In low places bordering the Chesapeake Bay, it is easy to spot dead, leafless and branchless trees. These ‘ghost forests’, their gray trunks pointing skyward from swamps or open waters, silently bear witness to the creeping flooding of coastal lands as sea levels rise.
The transition from verdant forest to thatch of trunks and snags is so gradual that it is often not noticed until it is obvious. But now, a team of scientists are undertaking what they expect to be a decade-long study of the transition by repeatedly flooding a pair of forest plots at the Smithsonian Environmental Research Center in Edgewater, MD.
Starting in June, each 2,000 square meter plot should be periodically watered with 80,000 gallons of water. Fresh water will be obtained, the equivalent of a 6 inch downpour in 10 hours. This is several times the normal rainfall for the region, but it simulates the type of extreme downpour that is expected to become more common with climate change.
The other will get brackish water pumped from the nearby Rhode River, mimicking episodic flooding from storm surges that gradually reach further inland.
They will monitor changes in the trees on both plots, which are mainly tulip poplar, red maple and American beech. But they will also watch for less visible chemical signs of stress and decline.
“We are interested in how the first storm surge that is pushed into a forest that has never been exposed to seawater begins to impact the biology and ecology of these upland forests. “, said Pat Megonigal, ecosystem ecologist and SERC associate. Director of Research. “We know just one isn’t going to kill the forest, so we’re going to run these 10-hour events… with increasing frequency, basically simulating what we hope will be a 10-year period of sea level rise and of storms moving further. and further into the forest.
More than 150 square miles of forest in the Chesapeake region has turned into swamp since the mid-1800s, according to a study, and the rate of forest loss has accelerated dramatically. Climate change combined with progressive land subsidence around the bay is causing sea levels to rise faster than in other places, killing trees and other vegetation that cannot tolerate salt water.
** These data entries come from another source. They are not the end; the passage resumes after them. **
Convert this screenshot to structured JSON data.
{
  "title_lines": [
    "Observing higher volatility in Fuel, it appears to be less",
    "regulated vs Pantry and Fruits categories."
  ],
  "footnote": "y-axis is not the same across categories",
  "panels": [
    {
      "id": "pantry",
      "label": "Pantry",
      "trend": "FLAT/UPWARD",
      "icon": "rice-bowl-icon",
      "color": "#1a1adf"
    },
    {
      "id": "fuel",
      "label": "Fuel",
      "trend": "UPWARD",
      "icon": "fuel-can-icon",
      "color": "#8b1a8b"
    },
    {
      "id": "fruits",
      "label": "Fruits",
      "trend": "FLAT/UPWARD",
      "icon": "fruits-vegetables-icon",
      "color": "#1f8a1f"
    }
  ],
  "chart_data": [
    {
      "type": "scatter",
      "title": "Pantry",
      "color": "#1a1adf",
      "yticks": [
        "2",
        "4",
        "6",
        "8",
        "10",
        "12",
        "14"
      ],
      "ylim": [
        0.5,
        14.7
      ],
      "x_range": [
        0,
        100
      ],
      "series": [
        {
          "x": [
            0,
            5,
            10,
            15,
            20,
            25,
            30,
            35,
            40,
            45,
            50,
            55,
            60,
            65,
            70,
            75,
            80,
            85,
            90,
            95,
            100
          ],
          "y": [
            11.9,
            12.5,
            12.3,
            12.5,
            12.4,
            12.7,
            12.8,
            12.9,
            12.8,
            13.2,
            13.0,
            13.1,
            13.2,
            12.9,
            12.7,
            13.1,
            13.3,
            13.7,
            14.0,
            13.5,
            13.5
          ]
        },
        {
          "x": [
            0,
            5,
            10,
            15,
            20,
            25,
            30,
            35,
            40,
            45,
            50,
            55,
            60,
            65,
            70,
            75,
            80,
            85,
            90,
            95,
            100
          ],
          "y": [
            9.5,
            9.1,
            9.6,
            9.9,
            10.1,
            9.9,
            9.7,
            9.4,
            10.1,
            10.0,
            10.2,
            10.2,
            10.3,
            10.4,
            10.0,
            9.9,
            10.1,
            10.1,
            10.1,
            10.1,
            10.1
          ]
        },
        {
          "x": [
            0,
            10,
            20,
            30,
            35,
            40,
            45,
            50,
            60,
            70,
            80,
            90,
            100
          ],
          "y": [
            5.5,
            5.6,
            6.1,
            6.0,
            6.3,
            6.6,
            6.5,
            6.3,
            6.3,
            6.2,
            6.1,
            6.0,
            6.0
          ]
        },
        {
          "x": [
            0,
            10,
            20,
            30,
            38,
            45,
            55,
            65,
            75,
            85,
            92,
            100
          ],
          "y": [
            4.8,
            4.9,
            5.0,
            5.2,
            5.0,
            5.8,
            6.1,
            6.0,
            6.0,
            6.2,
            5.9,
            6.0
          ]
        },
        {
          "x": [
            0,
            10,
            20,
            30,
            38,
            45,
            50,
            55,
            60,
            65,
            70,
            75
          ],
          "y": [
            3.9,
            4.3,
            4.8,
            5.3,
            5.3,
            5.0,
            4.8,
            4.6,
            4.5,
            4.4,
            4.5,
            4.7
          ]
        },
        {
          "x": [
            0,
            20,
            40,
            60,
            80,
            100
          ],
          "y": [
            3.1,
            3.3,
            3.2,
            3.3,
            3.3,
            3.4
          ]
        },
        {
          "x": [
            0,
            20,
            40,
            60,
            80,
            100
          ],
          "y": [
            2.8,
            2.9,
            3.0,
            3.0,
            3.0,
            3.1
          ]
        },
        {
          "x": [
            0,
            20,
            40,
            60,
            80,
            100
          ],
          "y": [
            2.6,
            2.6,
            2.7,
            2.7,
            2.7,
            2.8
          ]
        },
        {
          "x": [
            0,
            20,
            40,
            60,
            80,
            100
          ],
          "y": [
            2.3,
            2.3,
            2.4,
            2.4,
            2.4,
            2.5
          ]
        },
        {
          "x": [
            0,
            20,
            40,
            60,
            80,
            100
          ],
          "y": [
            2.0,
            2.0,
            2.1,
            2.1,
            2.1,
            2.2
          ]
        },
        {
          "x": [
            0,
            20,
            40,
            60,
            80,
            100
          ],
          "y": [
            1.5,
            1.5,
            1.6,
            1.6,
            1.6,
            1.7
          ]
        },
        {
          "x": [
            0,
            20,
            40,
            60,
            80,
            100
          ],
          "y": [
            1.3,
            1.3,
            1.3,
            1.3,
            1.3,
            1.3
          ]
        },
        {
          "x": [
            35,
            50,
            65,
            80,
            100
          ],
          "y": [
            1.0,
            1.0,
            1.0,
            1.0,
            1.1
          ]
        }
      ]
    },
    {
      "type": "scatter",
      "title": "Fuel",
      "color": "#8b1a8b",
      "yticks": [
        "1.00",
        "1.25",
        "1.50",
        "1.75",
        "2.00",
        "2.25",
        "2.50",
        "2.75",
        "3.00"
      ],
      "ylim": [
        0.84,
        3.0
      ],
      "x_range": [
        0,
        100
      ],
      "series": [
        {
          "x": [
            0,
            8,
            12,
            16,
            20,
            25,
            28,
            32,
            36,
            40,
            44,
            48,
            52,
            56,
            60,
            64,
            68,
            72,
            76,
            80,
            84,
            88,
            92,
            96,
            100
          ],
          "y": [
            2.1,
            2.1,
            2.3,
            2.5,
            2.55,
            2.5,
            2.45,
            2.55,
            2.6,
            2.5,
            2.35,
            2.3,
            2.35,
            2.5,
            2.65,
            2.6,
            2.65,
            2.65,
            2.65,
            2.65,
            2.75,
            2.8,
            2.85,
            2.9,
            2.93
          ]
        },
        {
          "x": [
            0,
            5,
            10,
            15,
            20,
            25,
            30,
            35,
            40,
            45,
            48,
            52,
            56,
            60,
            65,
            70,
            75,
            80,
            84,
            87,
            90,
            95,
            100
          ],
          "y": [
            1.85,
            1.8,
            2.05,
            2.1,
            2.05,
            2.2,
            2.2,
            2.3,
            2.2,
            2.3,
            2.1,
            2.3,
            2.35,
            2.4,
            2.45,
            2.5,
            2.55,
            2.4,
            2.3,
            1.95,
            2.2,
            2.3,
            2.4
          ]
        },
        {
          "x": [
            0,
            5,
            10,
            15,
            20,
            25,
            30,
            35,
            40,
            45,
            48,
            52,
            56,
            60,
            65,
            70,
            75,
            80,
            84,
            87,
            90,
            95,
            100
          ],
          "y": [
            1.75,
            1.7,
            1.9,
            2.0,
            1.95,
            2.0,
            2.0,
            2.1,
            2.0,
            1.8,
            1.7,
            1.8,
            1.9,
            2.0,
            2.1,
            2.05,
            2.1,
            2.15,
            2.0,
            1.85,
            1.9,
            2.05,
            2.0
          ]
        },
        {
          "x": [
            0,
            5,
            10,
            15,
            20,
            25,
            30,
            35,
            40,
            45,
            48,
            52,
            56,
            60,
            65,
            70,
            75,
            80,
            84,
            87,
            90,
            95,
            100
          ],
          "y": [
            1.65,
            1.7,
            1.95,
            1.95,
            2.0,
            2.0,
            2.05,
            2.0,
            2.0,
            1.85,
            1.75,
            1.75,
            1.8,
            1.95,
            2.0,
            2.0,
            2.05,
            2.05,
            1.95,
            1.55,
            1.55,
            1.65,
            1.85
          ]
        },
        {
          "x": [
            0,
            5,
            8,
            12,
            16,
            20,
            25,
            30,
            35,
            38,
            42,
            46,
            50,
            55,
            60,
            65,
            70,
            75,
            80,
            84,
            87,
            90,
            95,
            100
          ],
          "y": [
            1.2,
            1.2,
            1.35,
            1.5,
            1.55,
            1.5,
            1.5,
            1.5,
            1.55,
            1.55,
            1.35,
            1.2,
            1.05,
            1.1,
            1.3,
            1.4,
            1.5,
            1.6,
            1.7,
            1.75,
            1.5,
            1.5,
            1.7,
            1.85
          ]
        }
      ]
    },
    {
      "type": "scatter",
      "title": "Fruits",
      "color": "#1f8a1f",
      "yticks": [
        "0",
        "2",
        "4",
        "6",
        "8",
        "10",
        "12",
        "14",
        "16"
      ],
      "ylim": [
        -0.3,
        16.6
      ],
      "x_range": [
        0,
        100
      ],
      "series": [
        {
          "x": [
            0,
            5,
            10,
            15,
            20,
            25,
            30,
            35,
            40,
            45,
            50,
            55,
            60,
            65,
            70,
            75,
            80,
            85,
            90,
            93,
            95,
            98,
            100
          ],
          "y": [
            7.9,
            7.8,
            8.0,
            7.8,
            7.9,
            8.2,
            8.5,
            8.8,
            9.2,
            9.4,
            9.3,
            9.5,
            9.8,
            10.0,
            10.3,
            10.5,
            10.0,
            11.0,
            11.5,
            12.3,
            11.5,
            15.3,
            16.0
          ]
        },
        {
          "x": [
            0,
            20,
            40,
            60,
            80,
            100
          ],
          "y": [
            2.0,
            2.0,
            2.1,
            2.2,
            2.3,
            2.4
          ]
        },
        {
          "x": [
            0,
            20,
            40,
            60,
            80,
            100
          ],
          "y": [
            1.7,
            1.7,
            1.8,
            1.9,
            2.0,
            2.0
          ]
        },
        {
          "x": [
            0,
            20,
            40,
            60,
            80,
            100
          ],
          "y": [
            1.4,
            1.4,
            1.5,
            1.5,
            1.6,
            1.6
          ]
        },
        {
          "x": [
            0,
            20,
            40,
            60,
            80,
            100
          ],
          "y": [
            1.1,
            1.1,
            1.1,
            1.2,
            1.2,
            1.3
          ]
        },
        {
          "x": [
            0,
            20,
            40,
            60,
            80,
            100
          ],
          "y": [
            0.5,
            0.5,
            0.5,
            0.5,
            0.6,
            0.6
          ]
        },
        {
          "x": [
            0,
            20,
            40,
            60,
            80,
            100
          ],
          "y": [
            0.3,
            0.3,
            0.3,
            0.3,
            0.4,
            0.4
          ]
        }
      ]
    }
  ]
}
Other studies have identified changes in coastal plant types as early warning signs of saltwater intrusion. This project aims to search for even older clues.
“We know the forest will die,” Megonigal said. “What interests us is: what is the tipping point? And also, what are the mechanisms that dictate how the forest dies and how it begins to turn into a swamp?
It took three years of planning and preparation to launch this large-scale field experiment, which is aptly called STORM (Terrestrial Ecosystem Manipulation to Probe the Effects of Storm Treatments). This is part of a larger research project called COMPASS (with an even longer full name), funded by the US Department of Energy. With fieldwork in the Great Lakes and Bay watersheds, COMPASS aims to understand how coastal ecosystems respond to short- and long-term changes.
Researchers will deliver fresh water to the forest from large storage reservoirs nearby that must be replenished by truck. They will pump water from the Rhode a short distance upstream to a 20,000 gallon inflatable bladder that will be filled four times during each simulated flood. Water flows evenly into the forest plots through an irrigation system. A network of sensors installed on the trees and in the ground feeds a computer with data, allowing researchers to follow the impacts in real time.
As high-tech as that sounds, it involved some good old-fashioned parts shopping. “I spent a lot of time at Home Depot trying to find the right thing,” said Anya Hopple, a postdoctoral researcher at Pacific Northwest National Laboratory who is leading the project. His lab, which is part of the Department of Energy, is partnering with the Smithsonian Center and several other institutions on the project.
Home Depot produced the caulking needed to seal “flux chambers,” small boxes attached to tree trunks to capture the methane and carbon dioxide that trees absorb or emit through their bark.
Some tree trunks are also equipped with pairs of needles, which measure the flow of sap under the bark. Soil and soil probes measure soil characteristics including temperature, water content and methane before and during flooding.
Like carbon dioxide, methane is a gas that contributes to global warming. Depending on conditions, forests can absorb methane or release it. When the soil is dry, bacteria in the soil consume methane “like little natural gas stoves,” Megonigal said. But when the ground is flooded, different microbes produce methane, releasing it into the atmosphere.
Last year when tested with fresh water, Megonigal said he was surprised at how quickly the ground began to produce methane, as water pooled on the forest floor and some began to run off.
Researchers do not expect to see dramatic changes in the patch of forest that will be flooded with fresh water. These trees can actually benefit from flooding because their growth is usually limited in late summer when there is usually little rain.
The patch to saturate with brackish water should be a different story. The salt stays in the ground when the water drains off, impairing the ability of tree roots to absorb the water they need to grow and survive.
“Each time you do that, you add a little more salt to the system,” he said, “and there will be a tipping point where the trees here are not adapted to stress and they will start to decline. .”
Information from this study will be used in computer modeling to help scientists refine predictions of the speed and extent of upland forest responses to extreme weather and sea level rise.
“It’s not going to stop sea level rise,” Hopple said. “It’s just going to help us understand how it plays out.”